Recuerdos de un tiempo heroico

René Beatón Lora

Palma Soriano.- El 30 de Noviembre de 1956, "despertar" armado de Santiago de Cuba, sembró el dolor en René Beatón Lora, por aquel entonces un niño de 12 años, estudiante del Colegio "La Salle" de esa ciudad oriental.

"Yo nací en Palma Soriano, me trasladé hacia la zona rural de Ramón de Guaninao y por las posibilidades económicas de mi familia, de mi padre en particular, y aprovechando que él había sido alumno de esa escuela, fue una gran motivación para que yo continuara los estudios en un centro que él consideraba como un lugar de mucho respeto. Allí conozco a Pepito Tey, inicio el 5to grado en 1955, hago todo ese curso con él, pero seguimos muy compenetrados… En el receso escolar siempre íbamos al segundo piso, porque el profe, el profe Tey estaba allí y siempre había una rueda alrededor de él".

René Beatón, estudianteLos compañeros de aula del Colegio "La Salle" (El entrevistado aparece señalado por un círculo rojo)

¿Jugaban, bromeaban…?

"¡Sí, como no! Él era un hombre joven. Se iba con nosotros los fines de semana a Renté (área recreativa del colegio "La Salle"), hasta que la vida propia de Santiago de Cuba lo permitió, compartía con nosotros el juego de pelota que era lo que más se hacía allí, el esparcimiento en la playa. Pepito era graduado de la Escuela Normal y en el tiempo que estuvimos con él, él era estudiante de Pedagogía, que por cosas del destino no pudo terminar, pero su gran incentivo eran aquellos maestros de estirpe martina, que tenían ese compromiso con la Patria, con Martí y un compromiso con la educación en Cuba".

Pepito Tey y alumnosAlumnos del entonces estudiante de Pedagogía Pepito Tey (a la derecha)

Lecciones de vida dejó sin dudas el profe Tey en sus discípulos…

"Lo veíamos pulcro, de guayabera, pelado, afeitado, impartiendo una clase, todo lo que él hacía era digno de imitarse; tanta nobleza, tanta dedicación de ese hombre tan joven, tan discreto, que el lunes 26 de noviembre, de 1956, en un receso de la tarde, él nos plantea que iba a alejarse del aula por una afección de la cal de la tiza, para resolver los problemas que tenía y la historia después nos enseñó que estaba ya en los preparativos del 30 de Noviembre, donde desgraciadamente perdió su vida".

Pepito TeyEl joven maestro y revolucionario Pepito Tey

¿Y de ese 30 de Noviembre, qué recuerda?

"Yo vivía prácticamente a pasos de la Estación de Policía, en Rabí No. 56, entre San Carlos y Santa Rosa; en la esquina de San Carlos, al comenzar la bajada del Intendente, ahí estaba la Estación de Policía.

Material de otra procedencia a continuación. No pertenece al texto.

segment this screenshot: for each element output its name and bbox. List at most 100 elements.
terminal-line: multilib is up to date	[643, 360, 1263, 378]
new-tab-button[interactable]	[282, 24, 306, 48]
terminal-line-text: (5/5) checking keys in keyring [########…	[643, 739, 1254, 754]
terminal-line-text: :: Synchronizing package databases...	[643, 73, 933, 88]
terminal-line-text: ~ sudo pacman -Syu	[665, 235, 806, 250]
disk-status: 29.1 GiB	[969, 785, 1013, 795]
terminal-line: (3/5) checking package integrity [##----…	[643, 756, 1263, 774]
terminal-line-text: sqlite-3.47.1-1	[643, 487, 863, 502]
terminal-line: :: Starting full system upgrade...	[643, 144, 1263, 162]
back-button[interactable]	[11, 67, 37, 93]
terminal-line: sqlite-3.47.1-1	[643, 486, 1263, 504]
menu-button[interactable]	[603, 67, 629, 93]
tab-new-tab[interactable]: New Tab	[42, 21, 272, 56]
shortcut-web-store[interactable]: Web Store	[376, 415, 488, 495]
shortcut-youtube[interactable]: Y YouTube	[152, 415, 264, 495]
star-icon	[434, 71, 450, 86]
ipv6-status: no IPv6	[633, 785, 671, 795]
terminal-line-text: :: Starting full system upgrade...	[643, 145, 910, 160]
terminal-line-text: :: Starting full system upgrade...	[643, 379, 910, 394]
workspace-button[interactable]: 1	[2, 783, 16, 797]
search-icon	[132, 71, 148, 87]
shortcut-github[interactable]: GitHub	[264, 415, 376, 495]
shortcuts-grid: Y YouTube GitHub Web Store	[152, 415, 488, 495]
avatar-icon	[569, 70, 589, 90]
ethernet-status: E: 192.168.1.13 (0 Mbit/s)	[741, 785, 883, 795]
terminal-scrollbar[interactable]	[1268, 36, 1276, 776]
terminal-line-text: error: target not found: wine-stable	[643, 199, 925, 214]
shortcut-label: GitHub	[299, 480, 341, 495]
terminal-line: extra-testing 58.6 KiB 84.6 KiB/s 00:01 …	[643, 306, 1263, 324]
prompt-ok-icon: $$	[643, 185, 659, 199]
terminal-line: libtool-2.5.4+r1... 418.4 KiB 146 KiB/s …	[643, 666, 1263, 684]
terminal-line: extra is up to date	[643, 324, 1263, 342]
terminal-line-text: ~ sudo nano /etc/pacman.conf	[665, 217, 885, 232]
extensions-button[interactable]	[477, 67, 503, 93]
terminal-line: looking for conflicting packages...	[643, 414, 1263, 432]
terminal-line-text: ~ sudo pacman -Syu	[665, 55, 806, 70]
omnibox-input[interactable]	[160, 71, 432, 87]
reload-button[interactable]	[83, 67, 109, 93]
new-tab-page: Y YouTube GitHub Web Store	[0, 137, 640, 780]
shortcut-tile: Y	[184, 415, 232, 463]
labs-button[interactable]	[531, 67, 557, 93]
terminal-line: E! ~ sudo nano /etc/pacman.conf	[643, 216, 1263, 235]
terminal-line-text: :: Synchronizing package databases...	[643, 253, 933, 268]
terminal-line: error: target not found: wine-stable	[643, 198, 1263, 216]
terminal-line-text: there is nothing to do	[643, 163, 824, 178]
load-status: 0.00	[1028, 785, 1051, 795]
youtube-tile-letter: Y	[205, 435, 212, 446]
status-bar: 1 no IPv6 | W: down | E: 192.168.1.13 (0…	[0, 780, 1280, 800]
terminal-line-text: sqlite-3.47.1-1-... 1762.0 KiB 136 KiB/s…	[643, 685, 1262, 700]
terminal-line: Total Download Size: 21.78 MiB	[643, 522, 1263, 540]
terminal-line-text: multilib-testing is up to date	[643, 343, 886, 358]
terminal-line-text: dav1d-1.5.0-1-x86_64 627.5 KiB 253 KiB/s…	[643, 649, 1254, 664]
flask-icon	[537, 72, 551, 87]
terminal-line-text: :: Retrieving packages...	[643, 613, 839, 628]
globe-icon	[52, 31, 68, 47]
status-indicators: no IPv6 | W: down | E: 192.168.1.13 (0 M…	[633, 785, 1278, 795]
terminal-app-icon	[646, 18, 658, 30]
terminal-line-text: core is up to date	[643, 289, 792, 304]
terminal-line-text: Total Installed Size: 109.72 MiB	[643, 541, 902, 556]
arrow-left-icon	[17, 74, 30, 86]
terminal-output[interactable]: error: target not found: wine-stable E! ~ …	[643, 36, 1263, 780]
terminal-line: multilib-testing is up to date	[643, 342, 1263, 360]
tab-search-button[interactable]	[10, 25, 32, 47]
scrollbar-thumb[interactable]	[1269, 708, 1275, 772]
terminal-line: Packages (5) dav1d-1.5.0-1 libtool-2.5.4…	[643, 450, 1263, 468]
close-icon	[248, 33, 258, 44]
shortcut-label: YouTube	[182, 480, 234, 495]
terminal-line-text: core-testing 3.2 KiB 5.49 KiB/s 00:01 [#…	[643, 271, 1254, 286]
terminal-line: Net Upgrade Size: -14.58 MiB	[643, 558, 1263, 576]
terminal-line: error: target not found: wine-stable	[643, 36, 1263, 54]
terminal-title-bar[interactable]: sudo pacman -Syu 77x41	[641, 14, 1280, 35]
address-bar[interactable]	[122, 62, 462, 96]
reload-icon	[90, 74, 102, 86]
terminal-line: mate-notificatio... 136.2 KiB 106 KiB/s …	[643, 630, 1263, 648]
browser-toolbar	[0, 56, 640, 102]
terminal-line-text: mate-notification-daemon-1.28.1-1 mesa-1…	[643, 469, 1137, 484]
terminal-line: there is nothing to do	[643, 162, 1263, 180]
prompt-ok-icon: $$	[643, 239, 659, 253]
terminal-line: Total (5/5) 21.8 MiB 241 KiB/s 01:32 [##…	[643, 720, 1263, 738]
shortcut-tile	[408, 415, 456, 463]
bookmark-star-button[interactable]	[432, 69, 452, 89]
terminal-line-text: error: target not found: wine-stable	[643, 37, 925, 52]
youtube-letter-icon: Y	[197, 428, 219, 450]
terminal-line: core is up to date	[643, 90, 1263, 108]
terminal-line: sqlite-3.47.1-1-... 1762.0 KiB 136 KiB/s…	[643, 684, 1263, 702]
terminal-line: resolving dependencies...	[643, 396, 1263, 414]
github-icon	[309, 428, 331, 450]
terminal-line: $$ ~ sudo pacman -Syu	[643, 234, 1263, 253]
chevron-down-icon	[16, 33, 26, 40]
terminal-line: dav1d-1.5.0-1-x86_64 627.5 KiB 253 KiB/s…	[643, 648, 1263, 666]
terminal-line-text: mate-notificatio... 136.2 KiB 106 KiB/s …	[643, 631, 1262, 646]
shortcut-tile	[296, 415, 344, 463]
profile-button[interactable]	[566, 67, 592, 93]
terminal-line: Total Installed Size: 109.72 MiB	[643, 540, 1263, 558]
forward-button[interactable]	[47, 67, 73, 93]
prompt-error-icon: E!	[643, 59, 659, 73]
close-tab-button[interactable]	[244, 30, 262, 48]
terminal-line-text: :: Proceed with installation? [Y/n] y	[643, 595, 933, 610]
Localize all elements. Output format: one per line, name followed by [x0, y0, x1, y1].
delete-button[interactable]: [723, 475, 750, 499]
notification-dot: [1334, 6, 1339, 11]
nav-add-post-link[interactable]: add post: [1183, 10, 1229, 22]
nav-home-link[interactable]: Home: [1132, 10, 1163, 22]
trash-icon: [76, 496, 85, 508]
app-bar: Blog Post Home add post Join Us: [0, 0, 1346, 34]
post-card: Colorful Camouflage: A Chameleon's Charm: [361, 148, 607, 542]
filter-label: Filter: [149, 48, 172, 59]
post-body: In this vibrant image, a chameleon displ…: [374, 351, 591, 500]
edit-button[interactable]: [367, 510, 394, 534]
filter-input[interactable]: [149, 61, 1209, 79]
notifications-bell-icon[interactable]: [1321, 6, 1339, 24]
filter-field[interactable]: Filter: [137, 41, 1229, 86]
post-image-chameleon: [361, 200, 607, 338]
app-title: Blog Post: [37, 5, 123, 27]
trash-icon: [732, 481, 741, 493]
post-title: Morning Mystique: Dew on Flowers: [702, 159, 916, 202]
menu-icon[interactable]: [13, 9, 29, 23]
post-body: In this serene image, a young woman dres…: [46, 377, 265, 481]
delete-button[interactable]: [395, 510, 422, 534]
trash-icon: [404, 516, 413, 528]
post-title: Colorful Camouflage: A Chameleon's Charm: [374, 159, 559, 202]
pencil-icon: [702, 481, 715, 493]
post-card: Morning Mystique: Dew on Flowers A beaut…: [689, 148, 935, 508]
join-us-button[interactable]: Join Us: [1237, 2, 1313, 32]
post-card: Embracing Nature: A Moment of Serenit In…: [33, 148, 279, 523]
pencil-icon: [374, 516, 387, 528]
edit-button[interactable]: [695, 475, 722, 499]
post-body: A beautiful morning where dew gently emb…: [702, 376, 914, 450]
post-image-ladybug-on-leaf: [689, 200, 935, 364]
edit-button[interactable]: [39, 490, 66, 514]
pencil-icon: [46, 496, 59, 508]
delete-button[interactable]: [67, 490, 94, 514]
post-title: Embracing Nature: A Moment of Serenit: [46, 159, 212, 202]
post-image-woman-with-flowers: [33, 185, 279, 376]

Me levantaba temprano para bajar para la escuela y estando ya preparado, empiezan los primeros disparos. Un compañero mío, Humberto San Pedro Soto, que vivía ahí cerquita de donde él cae, se entera de que el profe Tey había caído en esa acción, pero no se sabía el porqué. Se hablaba de Otto Parellada, de Tony Alomá, que no eran personas desconocidas en Santiago de Cuba, pero para nosotros sí, yo era un guajirito de Ramón de Guaninao, éramos niños… y bueno, nos mataron al profe Tey, lo lloramos, pero siempre vimos a esa persona que nos quiso mucho y nosotros lo quisimos a él también".

Con casi 24 años, edad que cumpliría el 2 de Diciembre de 1956, Pepito Tey se convirtió en el más joven de los caídos en el levantamiento armado de Santiago de Cuba, donde el niño que fue René Beatón Lora perdió a su maestro.

"Podrá imaginar, yo era hijo único, cuando me separo de mis padres para estudiar en Santiago, allá están mis dos abuelos y la persona más cercana que tuve después de ese entorno fue mi profesor y suerte para mí, fue José Tey Saint Blancard, uno de los héroes del 30 de Noviembre en Santiago de Cuba. Viernes, 30 de Noviembre… El lunes de esa semana, ya cuando él plantea que va a tener ese receso en la escuela, se hizo un certamen; no eran pruebas, eran competencias de habilidades, de ortografía, de escritura Palmer y dos compañeros, uno de 5to grado y yo, obtuvimos un regalo, que nos entregó el propio Tey: es una pluma esterbrook, que todavía escribe y la guardo como un tesoro, un recuerdo material, porque espirituales y morales tengo demasiados que me han permitido llegar a ser lo que soy hoy, un ferviente servidor de la Revolución Cubana".

A Pepito Tey, hijo entrañable de la siempre heroica, rebelde y hospitalaria, de sus alumnos de siempre.